December 3, 2008 (BRONX, NY) A new study led by researchers at Albert Einstein College of Medicine of Yeshiva University has clarified how two major variants of HIV differ in their ability to cause neurologic complications. The finding, published in Journal of Neuroscience, highlights a new target for drugs that could prevent HIV-associated dementia, an incurable and increasingly common complication in people with AIDS. Even with anti-retroviral drug therapies, up to one-half of people infected with HIV will develop mild to moderate neurological complications, according to some estimates.
Earlier this decade, scientists observed that people with AIDS in India developed dementia at a far lower rate than comparable populations in the U.S. and Western Europe. Most cases of AIDS in India are due to infection with a subtype or clade of HIV, known as clade C, while most cases in the U.S. and Western Europe are due to clade B.
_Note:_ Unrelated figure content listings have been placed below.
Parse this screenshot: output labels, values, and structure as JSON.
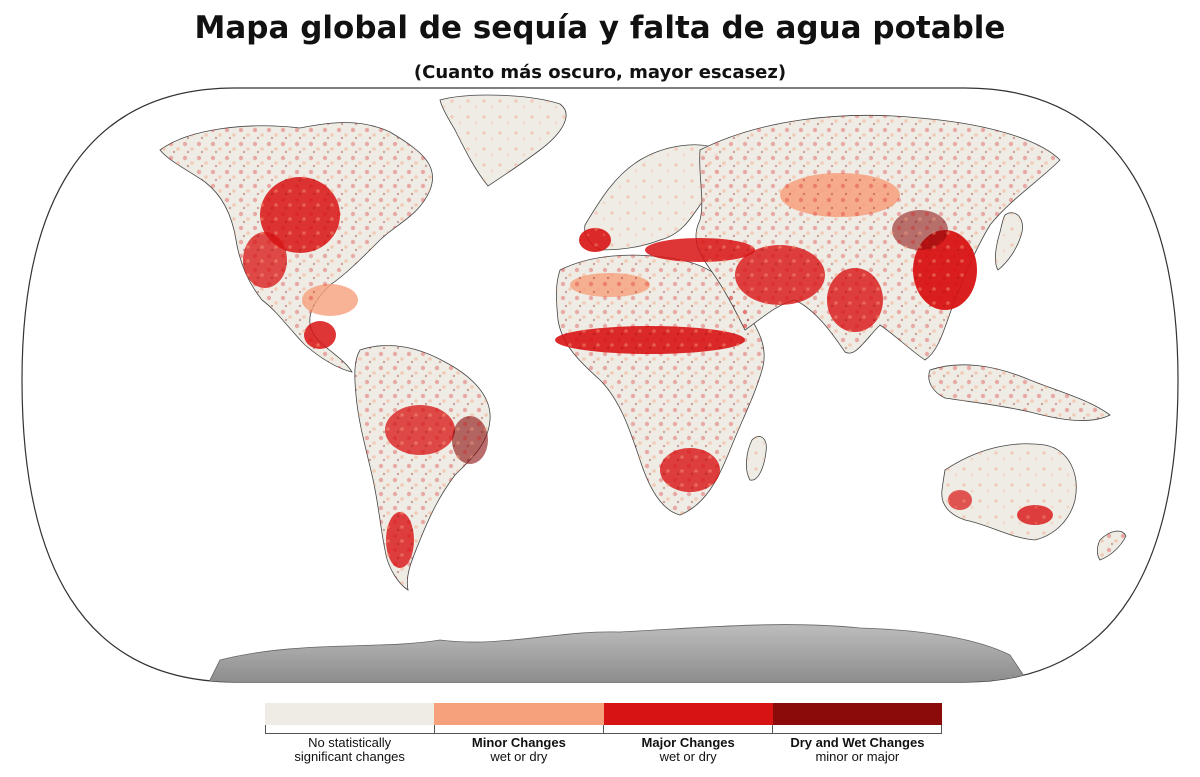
{
  "header": {
    "title": "Mapa global de sequía y falta de agua potable",
    "subtitle": "(Cuanto más oscuro, mayor escasez)"
  },
  "colors": {
    "ocean": "#ffffff",
    "land_base": "#eeece4",
    "minor": "#f6a07c",
    "major": "#d81313",
    "dry_wet": "#8b0a0a",
    "antarctica": "#9a9a9a",
    "coast": "#444444"
  },
  "legend": {
    "items": [
      {
        "label": "No statistically",
        "sublabel": "significant changes",
        "color": "#eeece4",
        "bold": false
      },
      {
        "label": "Minor Changes",
        "sublabel": "wet or dry",
        "color": "#f6a07c",
        "bold": true
      },
      {
        "label": "Major Changes",
        "sublabel": "wet or dry",
        "color": "#d81313",
        "bold": true
      },
      {
        "label": "Dry and Wet Changes",
        "sublabel": "minor or major",
        "color": "#8b0a0a",
        "bold": true
      }
    ]
  }
}
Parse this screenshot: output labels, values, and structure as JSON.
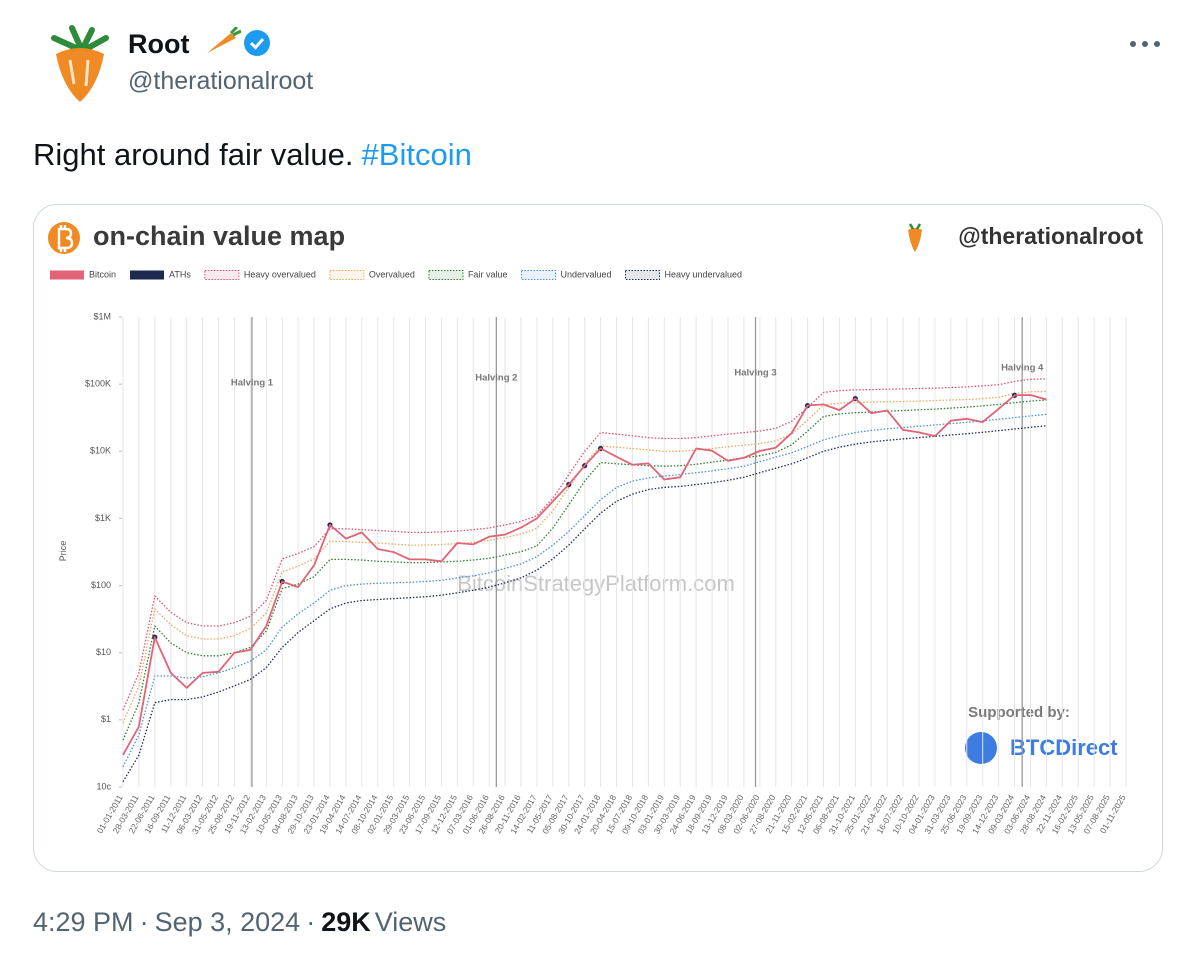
{
  "post": {
    "author": {
      "name": "Root",
      "handle": "@therationalroot"
    },
    "text": "Right around fair value.",
    "hashtag": "#Bitcoin",
    "time": "4:29 PM",
    "separator": "·",
    "date": "Sep 3, 2024",
    "views": "29K",
    "views_label": "Views"
  },
  "chart_data": {
    "type": "line",
    "title": "on-chain value map",
    "credit": "@therationalroot",
    "y_label": "Price",
    "watermark": "BitcoinStrategyPlatform.com",
    "sponsor_label": "Supported by:",
    "sponsor": "BTCDirect",
    "annotations": [
      "Halving 1",
      "Halving 2",
      "Halving 3",
      "Halving 4"
    ],
    "yscale": "log",
    "xgrid": true,
    "ylim": [
      0.1,
      1000000
    ],
    "yticks": [
      {
        "value": 0.1,
        "label": "10c"
      },
      {
        "value": 1,
        "label": "$1"
      },
      {
        "value": 10,
        "label": "$10"
      },
      {
        "value": 100,
        "label": "$100"
      },
      {
        "value": 1000,
        "label": "$1K"
      },
      {
        "value": 10000,
        "label": "$10K"
      },
      {
        "value": 100000,
        "label": "$100K"
      },
      {
        "value": 1000000,
        "label": "$1M"
      }
    ],
    "categories": [
      "01-01-2011",
      "28-03-2011",
      "22-06-2011",
      "16-09-2011",
      "11-12-2011",
      "06-03-2012",
      "31-05-2012",
      "25-08-2012",
      "19-11-2012",
      "13-02-2013",
      "10-05-2013",
      "04-08-2013",
      "29-10-2013",
      "23-01-2014",
      "19-04-2014",
      "14-07-2014",
      "08-10-2014",
      "02-01-2015",
      "29-03-2015",
      "23-06-2015",
      "17-09-2015",
      "12-12-2015",
      "07-03-2016",
      "01-06-2016",
      "26-08-2016",
      "20-11-2016",
      "14-02-2017",
      "11-05-2017",
      "05-08-2017",
      "30-10-2017",
      "24-01-2018",
      "20-04-2018",
      "15-07-2018",
      "09-10-2018",
      "03-01-2019",
      "30-03-2019",
      "24-06-2019",
      "18-09-2019",
      "13-12-2019",
      "08-03-2020",
      "02-06-2020",
      "27-08-2020",
      "21-11-2020",
      "15-02-2021",
      "12-05-2021",
      "06-08-2021",
      "31-10-2021",
      "25-01-2022",
      "21-04-2022",
      "16-07-2022",
      "10-10-2022",
      "04-01-2023",
      "31-03-2023",
      "25-06-2023",
      "19-09-2023",
      "14-12-2023",
      "09-03-2024",
      "03-06-2024",
      "28-08-2024",
      "22-11-2024",
      "16-02-2025",
      "13-05-2025",
      "07-08-2025",
      "01-11-2025"
    ],
    "series": [
      {
        "name": "Bitcoin",
        "color": "#e06377",
        "style": "solid",
        "values": [
          0.3,
          0.8,
          17,
          5,
          3,
          5,
          5.2,
          10,
          11,
          25,
          115,
          95,
          200,
          800,
          500,
          620,
          350,
          315,
          245,
          245,
          230,
          430,
          410,
          535,
          575,
          730,
          1000,
          1800,
          3200,
          6100,
          11000,
          8300,
          6300,
          6600,
          3800,
          4100,
          11000,
          10200,
          7200,
          8000,
          10100,
          11300,
          18700,
          48000,
          50000,
          41000,
          61000,
          36900,
          40500,
          20800,
          19100,
          16850,
          28500,
          30500,
          27200,
          43000,
          68300,
          69000,
          59000,
          null,
          null,
          null,
          null,
          null
        ]
      },
      {
        "name": "ATHs",
        "color": "#1b2a4e",
        "style": "points",
        "values": [
          null,
          null,
          17,
          null,
          null,
          null,
          null,
          null,
          null,
          null,
          115,
          null,
          null,
          800,
          null,
          null,
          null,
          null,
          null,
          null,
          null,
          null,
          null,
          null,
          null,
          null,
          null,
          null,
          3200,
          6100,
          11000,
          null,
          null,
          null,
          null,
          null,
          null,
          null,
          null,
          null,
          null,
          null,
          null,
          48000,
          null,
          null,
          61000,
          null,
          null,
          null,
          null,
          null,
          null,
          null,
          null,
          null,
          68300,
          null,
          null,
          null,
          null,
          null,
          null,
          null
        ]
      },
      {
        "name": "Heavy overvalued",
        "color": "#d9536f",
        "style": "dotted",
        "values": [
          1.4,
          5,
          70,
          40,
          28,
          25,
          25,
          28,
          35,
          60,
          250,
          300,
          380,
          700,
          700,
          680,
          660,
          640,
          620,
          620,
          630,
          650,
          680,
          720,
          800,
          900,
          1100,
          2000,
          4500,
          10000,
          19000,
          18000,
          17000,
          16000,
          15500,
          15500,
          16000,
          17000,
          18000,
          19000,
          20000,
          22000,
          28000,
          45000,
          75000,
          80000,
          82000,
          83000,
          84000,
          85000,
          86000,
          87000,
          89000,
          91000,
          94000,
          98000,
          110000,
          118000,
          120000,
          null,
          null,
          null,
          null,
          null
        ]
      },
      {
        "name": "Overvalued",
        "color": "#f0a65a",
        "style": "dotted",
        "values": [
          0.9,
          3.2,
          45,
          26,
          18,
          16,
          16,
          18,
          23,
          39,
          160,
          195,
          250,
          455,
          455,
          440,
          430,
          415,
          400,
          400,
          410,
          420,
          440,
          470,
          520,
          585,
          715,
          1300,
          2900,
          6500,
          12000,
          11500,
          11000,
          10500,
          10000,
          10000,
          10400,
          11000,
          11700,
          12300,
          13000,
          14300,
          18000,
          29000,
          49000,
          52000,
          53000,
          54000,
          55000,
          55000,
          56000,
          57000,
          58000,
          59000,
          61000,
          64000,
          72000,
          77000,
          78000,
          null,
          null,
          null,
          null,
          null
        ]
      },
      {
        "name": "Fair value",
        "color": "#2e7d32",
        "style": "dotted",
        "values": [
          0.5,
          1.8,
          25,
          14,
          10,
          9,
          9,
          10,
          12,
          21,
          90,
          105,
          135,
          245,
          245,
          240,
          230,
          225,
          220,
          220,
          225,
          230,
          240,
          255,
          285,
          320,
          390,
          720,
          1600,
          3600,
          6800,
          6500,
          6300,
          6100,
          6000,
          6100,
          6400,
          6900,
          7400,
          8000,
          8600,
          9600,
          12500,
          20000,
          33000,
          36000,
          37500,
          38500,
          39500,
          40500,
          41500,
          42500,
          44000,
          45500,
          47500,
          50000,
          53000,
          56000,
          58000,
          null,
          null,
          null,
          null,
          null
        ]
      },
      {
        "name": "Undervalued",
        "color": "#4a90d9",
        "style": "dotted",
        "values": [
          0.2,
          0.6,
          4.5,
          4.5,
          4.2,
          4.4,
          5,
          6,
          7.5,
          11,
          24,
          38,
          55,
          85,
          100,
          105,
          108,
          110,
          112,
          115,
          120,
          130,
          140,
          155,
          180,
          210,
          270,
          400,
          640,
          1100,
          1900,
          2900,
          3600,
          4000,
          4300,
          4500,
          4800,
          5100,
          5500,
          6000,
          7000,
          8200,
          9500,
          11800,
          14800,
          17000,
          19000,
          20500,
          21600,
          22600,
          23600,
          24600,
          25800,
          27000,
          28400,
          30000,
          31800,
          33700,
          35500,
          null,
          null,
          null,
          null,
          null
        ]
      },
      {
        "name": "Heavy undervalued",
        "color": "#1f2d5a",
        "style": "dotted",
        "values": [
          0.12,
          0.3,
          1.8,
          2,
          2,
          2.2,
          2.6,
          3.2,
          4,
          6,
          12,
          20,
          30,
          45,
          55,
          60,
          62,
          64,
          66,
          68,
          72,
          78,
          85,
          95,
          110,
          130,
          170,
          250,
          400,
          700,
          1200,
          1800,
          2300,
          2700,
          2900,
          3000,
          3200,
          3400,
          3700,
          4100,
          4800,
          5600,
          6500,
          8000,
          10000,
          11500,
          12800,
          13800,
          14600,
          15300,
          16000,
          16700,
          17500,
          18300,
          19200,
          20300,
          21500,
          22800,
          24000,
          null,
          null,
          null,
          null,
          null
        ]
      }
    ]
  }
}
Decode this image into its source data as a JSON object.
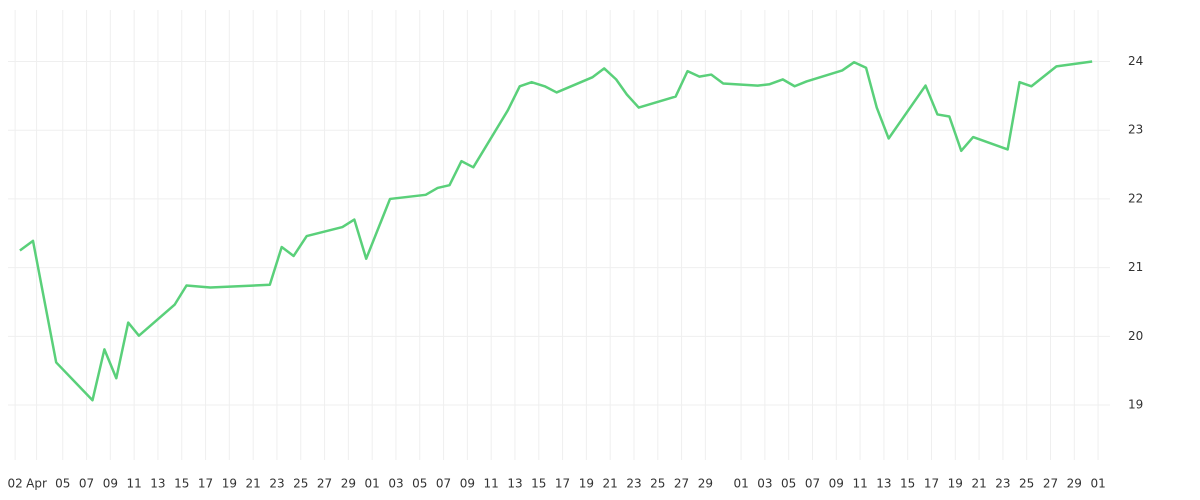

Based on these observations, in 2004, a team of researchers led by Dr. Vinayaka R. Prasad, professor of microbiology and immunology at Einstein, began searching for genetic variations between the two clades that could explain the differing rates of HIV-related dementia. The team, in collaboration with Dr. Udaykumar Ranga of the Jawaharlal Nehru Centre for Advanced Scientific Research in Bangalore, India, focused their search on Tat, a protein that helps HIV replicate and leads the attack on the brain.
Dr. Prasad and colleagues compared the sequences of the Tat protein of the two clades and noted a key difference. Where the clade B Tat protein contained the amino acid cysteine at a specific position in the Tat protein, the clade C Tat had the amino acid serine. The next step, and the focus of the current study, was to compare the two viruses in a single host to determine whether this key change in the amino acid sequence makes a practical difference in HIV's neurotoxicity.